– Да, – Исгерд едва заметно кивнула, изображая подобие поклона, – тьютор сбежал, обещав, что вы покажете мне где здесь что.
Рейнхардт улыбнулся одним уголком губ и протянул руку – такую же холёную, как и всё в нём.
– Почту за честь. Если вы посчитаете возможным доверить мне свой досуг.
Исгерд испытала невыносимое желание закатить глаза и воззвать к небесам, но смолчала.
«Он меня клеит?» – задала она сама себе риторический вопрос.
Вопреки всякой логике Рейнхардт симпатии у неё не вызывал. Да, он был красив, но Исгерд не чувствовала в нём ничего, что могло бы её заинтересовать.
– С удовольствием, – Исгерд протянула руку, предлагая взяться за неё. – Для начала я бы посмотрела парк. Слава о нём идёт по всей Гесории.
– И это неспроста.
Приняв предложенную руку, Волфганг повёл гостью вниз, на первый этаж. Сначала он показал парк из окна. Потом вывел Исгерд на крыльцо, украшенное стройной колоннадой, и принялся рассказывать о том, как был устроен парк – в память о героях прошедших войн.
Исгерд откровенно скучала. Она не могла избавиться от чувства, что попала на великосветский приём, который грозит продлиться до ночи, а потом продолжится с утра… И, похоже, не закончится вообще никогда.
Они спустились по мраморным ступенькам и, миновав лабиринт аллей, вышли на небольшую площадь-поляну, от которой дорожки разбегались пятилучевой звездой, а в нишах между ними стояли скульптуры Божественных Звёзд.
– Они похожи на вас, – сказал Волфганг, закончив рассказывать про каждую из богинь.
– Да? Вы мне льстите, – ответила машинально Исгерд. Она слушала вполуха. Всё выходило слишком просто. Вряд ли Волфганг в самом деле в неё влюбился – но, по-видимому, оказался достаточно разумен, чтобы подыграть.
«Слишком разумен», – подумала Исгерд со вздохом.

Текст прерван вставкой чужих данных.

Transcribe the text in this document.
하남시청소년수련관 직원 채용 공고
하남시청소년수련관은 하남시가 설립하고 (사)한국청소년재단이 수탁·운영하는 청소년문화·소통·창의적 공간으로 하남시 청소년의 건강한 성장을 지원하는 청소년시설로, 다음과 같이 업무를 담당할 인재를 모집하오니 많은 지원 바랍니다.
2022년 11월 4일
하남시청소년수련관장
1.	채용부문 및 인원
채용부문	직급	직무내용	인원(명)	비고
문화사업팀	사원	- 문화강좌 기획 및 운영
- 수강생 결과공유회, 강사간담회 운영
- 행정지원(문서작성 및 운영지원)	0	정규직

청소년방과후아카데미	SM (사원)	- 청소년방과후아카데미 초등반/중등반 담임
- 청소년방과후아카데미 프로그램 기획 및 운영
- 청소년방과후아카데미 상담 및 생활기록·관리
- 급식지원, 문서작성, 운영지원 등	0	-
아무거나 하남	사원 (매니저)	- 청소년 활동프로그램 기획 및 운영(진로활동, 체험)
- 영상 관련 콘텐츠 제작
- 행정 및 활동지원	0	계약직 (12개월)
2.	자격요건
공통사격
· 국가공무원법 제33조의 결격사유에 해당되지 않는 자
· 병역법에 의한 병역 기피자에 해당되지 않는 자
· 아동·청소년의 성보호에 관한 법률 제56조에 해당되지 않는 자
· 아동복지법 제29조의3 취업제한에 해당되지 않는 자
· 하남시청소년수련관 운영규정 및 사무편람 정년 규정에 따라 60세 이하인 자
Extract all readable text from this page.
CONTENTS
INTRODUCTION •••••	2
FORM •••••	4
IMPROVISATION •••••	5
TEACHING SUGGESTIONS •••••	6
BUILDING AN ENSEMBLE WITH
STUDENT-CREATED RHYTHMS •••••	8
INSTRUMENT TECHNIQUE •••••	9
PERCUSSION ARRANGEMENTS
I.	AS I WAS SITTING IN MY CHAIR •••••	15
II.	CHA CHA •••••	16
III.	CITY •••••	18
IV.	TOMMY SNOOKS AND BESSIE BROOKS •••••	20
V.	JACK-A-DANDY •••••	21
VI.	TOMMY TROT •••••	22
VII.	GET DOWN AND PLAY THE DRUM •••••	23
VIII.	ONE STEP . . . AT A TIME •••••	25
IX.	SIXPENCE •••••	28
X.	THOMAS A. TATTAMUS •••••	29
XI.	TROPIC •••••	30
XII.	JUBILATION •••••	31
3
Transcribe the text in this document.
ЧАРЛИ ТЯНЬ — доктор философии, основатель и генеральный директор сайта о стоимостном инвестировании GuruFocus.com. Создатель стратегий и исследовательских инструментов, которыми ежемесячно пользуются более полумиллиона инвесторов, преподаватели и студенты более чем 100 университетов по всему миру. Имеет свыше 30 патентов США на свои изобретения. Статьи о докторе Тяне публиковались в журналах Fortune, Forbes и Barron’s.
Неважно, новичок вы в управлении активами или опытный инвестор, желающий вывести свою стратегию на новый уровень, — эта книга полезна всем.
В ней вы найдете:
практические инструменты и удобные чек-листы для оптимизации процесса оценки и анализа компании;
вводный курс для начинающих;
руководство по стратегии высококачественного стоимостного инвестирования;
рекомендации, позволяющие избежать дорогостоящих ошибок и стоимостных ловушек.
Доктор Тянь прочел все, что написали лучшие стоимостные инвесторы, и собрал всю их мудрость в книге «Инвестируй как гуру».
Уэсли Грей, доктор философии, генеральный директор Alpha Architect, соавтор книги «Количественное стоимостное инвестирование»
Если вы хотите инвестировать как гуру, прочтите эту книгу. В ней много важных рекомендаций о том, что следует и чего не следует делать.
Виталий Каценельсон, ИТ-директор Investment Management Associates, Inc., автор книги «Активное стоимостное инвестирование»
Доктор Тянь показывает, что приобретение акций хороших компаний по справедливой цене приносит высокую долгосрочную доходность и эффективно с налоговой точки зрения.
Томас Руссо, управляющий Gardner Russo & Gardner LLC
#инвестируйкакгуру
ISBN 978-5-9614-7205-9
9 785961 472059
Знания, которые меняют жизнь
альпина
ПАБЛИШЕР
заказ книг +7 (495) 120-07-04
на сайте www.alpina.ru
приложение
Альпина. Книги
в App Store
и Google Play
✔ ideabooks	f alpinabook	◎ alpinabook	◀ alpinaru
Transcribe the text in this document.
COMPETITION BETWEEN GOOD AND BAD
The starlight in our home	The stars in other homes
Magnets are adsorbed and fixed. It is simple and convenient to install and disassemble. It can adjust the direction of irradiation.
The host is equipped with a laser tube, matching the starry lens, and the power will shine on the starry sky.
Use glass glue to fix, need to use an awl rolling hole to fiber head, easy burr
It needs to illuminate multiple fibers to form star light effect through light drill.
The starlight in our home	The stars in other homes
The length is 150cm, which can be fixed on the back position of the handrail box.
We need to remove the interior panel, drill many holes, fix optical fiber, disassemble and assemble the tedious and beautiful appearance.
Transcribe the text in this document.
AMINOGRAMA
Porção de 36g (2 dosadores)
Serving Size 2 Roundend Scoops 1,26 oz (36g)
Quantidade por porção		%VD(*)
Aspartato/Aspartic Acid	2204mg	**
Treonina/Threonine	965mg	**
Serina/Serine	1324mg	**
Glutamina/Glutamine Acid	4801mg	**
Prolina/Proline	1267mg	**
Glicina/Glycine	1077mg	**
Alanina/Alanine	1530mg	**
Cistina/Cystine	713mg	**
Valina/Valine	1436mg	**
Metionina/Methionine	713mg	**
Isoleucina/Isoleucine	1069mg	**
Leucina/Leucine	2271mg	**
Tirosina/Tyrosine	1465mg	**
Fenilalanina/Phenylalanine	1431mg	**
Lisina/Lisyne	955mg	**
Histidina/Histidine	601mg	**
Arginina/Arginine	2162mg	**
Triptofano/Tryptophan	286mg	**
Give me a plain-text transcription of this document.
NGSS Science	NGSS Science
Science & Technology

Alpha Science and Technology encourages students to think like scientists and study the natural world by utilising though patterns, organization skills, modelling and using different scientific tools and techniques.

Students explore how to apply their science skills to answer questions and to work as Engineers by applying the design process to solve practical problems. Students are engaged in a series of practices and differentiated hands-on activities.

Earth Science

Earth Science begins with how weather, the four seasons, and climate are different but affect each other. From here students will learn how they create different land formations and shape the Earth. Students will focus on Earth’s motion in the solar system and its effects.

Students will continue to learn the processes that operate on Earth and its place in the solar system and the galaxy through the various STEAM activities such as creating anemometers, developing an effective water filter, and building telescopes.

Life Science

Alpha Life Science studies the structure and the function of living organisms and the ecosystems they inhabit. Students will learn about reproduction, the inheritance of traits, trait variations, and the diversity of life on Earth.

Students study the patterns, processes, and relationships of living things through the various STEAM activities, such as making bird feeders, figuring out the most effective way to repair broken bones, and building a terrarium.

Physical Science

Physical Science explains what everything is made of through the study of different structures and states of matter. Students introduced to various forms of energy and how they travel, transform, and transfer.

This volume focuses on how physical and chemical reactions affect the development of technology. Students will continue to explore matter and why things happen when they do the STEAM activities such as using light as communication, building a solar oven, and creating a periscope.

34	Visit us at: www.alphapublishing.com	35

Ей не хотелось всё своё существование в Академии превращать в бесконечную дуэль из подколок и интриг.
– Простите, Волфганг, – сказала она наконец, – я не могу понять. Как такой человек, как вы, мог ввязаться в столь идиотскую игру?
– Вы о гонках в астероидном кольце? – усмешка, появившаяся на лице наследника, заметно отличалась от той, которую видела Исгерд до сих пор. Она выглядела высокомерной и злой. – Вы хорошо знаете, что представляет из себя Ролан фон Крауз?
– Не более, чем можно услышать, оставаясь при дворе, – призналась Исгерд.
– Узнаете, – уверенно сказал Волфганг, – и поймёте меня. Но, может быть, мы не будем о нём говорить?
– Может быть, – согласилась Исгерд, и снова волны истории, преобразованной языком Волфганга в ласкающие слух слова, унесли её далеко-далеко.
Как ни старался, Ролан не мог унять обиду и злость. Два рода – Крауз и Рейнхардт – в самом деле были опорой Гесории всегда. Конечно, были и другие, но именно их семьи сыграли решающую роль в прошедшей войне.